The grapes which come from three different vineyards are organically grown and made without any chemical additions including sulphur which gives the wine a particularly pure, vibrant character. It’s a natural wine but a totally unscary one - just soft, ripe, gorgeous and delicious. There’s a good description of the winery from their American importer Vine Street Imports here.
You can see my article on how you can now drink fine wines in barbecue restaurants on the Decanter website.
I ate at Temper as a guest of the restaurant.

Seabass crudo, Felsina olive oil and Meriggio sauvignon blanc
Given that I’m not a massive sauvignon fan it might surprise you that it features as my match of the week for the second successive week but it’s a question of quality. With the right dish good sauvignon is a joy.
In this case it was a starter of raw sea bass which was drizzled with Chianti producer Felsina’s 2016 olive oil and seasoned with marjoram, lemon and sea salt. And it will probably surprise you less that it was served at The River Café as part of an amazing olive oil tasting and lunch hosted by David Gleave of Liberty Wines.
Although the sea bass, herbs and salt played their part it was really the gorgeous grassy olive oil that showed off the wine, echoing its own herbal notes but bringing out its elegant citrus character as well.
These Tuscan producers only make their oils in very small quantities so you need to reserve them just as you would an in-demand wine. In the UK The Oil Merchant is a reliable source but good Italian delis, department store food halls and larger, posher supermarkets such as Waitrose should stock them in due course too. (Just make sure it's the 2016 vintage you're buying). They won't be cheap but they raise humble ingredients such as tomatoes, good bread and pasta to spectacular heights.

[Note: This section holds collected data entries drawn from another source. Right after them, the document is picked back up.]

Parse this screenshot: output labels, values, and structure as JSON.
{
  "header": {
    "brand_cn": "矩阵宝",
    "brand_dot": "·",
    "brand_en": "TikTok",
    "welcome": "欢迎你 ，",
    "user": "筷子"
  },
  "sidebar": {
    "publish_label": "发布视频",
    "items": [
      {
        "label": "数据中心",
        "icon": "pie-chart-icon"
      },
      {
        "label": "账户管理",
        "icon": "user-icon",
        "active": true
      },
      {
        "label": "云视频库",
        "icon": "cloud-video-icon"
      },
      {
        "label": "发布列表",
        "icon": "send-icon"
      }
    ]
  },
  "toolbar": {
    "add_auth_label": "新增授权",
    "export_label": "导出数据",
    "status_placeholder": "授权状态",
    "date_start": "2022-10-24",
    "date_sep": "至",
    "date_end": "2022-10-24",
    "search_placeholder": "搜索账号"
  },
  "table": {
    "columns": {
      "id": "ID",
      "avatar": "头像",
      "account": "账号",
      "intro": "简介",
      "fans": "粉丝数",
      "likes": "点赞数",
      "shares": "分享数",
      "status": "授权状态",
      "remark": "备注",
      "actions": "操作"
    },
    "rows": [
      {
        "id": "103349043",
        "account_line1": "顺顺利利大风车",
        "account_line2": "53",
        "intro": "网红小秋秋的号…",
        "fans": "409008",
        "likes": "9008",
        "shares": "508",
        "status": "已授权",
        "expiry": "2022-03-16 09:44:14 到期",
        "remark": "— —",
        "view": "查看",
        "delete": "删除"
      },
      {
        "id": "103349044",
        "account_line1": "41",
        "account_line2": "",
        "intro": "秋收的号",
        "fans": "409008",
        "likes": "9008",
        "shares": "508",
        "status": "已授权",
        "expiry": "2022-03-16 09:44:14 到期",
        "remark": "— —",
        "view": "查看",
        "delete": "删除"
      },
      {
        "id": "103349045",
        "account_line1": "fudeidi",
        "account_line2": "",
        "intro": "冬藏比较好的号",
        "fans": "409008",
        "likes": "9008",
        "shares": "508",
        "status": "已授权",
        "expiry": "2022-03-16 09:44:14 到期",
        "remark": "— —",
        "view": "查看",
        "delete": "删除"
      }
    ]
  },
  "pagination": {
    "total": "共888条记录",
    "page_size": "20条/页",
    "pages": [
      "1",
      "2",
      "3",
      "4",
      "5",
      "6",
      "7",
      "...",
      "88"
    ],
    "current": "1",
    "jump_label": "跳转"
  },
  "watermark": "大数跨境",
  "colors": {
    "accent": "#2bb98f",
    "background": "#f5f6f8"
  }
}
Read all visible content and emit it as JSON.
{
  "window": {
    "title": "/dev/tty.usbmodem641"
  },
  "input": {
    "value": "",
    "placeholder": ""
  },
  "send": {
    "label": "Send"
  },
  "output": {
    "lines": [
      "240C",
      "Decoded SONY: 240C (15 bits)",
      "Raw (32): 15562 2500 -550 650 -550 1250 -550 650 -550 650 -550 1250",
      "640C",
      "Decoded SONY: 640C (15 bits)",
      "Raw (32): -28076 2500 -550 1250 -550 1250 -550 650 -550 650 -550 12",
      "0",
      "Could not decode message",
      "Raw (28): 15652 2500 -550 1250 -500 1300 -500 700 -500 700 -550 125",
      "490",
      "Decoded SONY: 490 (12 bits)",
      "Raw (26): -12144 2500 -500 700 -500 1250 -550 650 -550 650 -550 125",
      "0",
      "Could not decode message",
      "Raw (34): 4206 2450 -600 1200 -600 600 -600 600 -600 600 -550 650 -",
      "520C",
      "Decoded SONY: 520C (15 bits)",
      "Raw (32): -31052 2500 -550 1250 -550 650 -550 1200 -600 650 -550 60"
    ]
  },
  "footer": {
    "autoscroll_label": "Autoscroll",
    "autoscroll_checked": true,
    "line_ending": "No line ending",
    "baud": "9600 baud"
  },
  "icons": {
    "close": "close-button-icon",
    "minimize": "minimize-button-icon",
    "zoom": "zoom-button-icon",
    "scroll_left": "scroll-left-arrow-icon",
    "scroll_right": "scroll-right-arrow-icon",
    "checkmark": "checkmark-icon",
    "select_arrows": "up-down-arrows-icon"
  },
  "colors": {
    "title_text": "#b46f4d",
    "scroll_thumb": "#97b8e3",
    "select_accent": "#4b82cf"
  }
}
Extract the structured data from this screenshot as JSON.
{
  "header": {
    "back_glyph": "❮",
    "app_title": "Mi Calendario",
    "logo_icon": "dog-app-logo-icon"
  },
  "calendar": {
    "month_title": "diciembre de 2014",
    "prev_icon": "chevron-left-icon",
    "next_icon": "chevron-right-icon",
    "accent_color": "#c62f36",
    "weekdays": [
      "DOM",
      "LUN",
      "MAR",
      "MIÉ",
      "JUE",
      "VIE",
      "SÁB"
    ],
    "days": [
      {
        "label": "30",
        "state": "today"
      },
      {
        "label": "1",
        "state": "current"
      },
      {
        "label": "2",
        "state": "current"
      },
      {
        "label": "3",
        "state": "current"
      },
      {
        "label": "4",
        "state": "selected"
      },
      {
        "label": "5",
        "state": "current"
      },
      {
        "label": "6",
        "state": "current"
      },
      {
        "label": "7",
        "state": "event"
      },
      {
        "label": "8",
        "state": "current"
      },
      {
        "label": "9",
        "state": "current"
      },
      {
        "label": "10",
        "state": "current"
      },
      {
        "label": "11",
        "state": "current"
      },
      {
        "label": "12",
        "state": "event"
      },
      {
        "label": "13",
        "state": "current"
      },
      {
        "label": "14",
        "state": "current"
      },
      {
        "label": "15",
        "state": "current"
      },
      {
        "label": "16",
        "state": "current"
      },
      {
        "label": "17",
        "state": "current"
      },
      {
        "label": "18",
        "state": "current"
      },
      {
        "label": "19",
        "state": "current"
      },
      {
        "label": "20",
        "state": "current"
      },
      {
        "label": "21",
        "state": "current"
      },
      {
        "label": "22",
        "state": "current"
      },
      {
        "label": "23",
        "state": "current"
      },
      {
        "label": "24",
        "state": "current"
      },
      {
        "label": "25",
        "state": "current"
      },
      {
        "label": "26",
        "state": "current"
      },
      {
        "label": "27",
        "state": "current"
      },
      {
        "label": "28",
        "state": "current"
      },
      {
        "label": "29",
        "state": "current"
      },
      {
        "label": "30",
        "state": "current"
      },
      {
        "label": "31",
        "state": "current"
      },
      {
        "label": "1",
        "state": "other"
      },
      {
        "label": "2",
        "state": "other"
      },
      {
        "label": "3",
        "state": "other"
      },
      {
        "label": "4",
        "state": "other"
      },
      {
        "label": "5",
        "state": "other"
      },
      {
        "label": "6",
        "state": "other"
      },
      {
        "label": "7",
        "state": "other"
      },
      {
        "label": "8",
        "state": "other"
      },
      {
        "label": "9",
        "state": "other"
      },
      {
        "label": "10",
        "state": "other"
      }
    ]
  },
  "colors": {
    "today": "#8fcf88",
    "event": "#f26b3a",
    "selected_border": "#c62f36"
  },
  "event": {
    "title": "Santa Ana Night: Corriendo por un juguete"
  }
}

The best price I can find online for the Meriggio which is made by Fontodi, is £16.50 at winedirect.co.uk. Which is roughly the price you'd pay for a good Sancerre.
I attended the tasting and lunch as a guest of Liberty Wines.

Wigmore cheese and 13 year old Pouilly Fumé
It’s still not widely recognised that white wines have the capacity to age, particularly wines that are noted for their freshness and bright acidity so it was fascinating to try a range of older wines from the Centre-Loire yesterday with a range of different cheeses.
The combination which stood out for me was a 2003 Pouilly Fumé Prestige from Domaine du Bouchot* which had developed a lush, tropical, passionfruit character you’d have more readily associated with a New Zealand sauvignon blanc - astonishing for a wine of this age (13 years old).
The cheese I thought it worked best with it was not a goats cheese a well matured Wigmore, a Camembert-style sheeps cheese. It was served with a drizzle of honey which picked up on the ripeness of the wine. (2003 if you remember was a very warm vintage)
Goats cheese would have been the more usual pairing with wines from this region so it was interesting to discover that a sheep cheese worked well too. Conversely one of the specialist cheese sites cheese.com says that Wigmore goes well with Cabernet Merlot. I’m not sure that would be my first port of call (if I wanted a red I’d probably go for a pinot noir) but would be interesting to try it out.
* You can buy a 2015 Domaine du Bouchot Pouilly Fumé from Ocado for £13.49 instead of £17.99 until midnight tomorrow GMT. Not the same cuvée but might be worth a whirl.
I was hosting the event at Bell's Diner in Bristol for Les Vins du Centre Loire.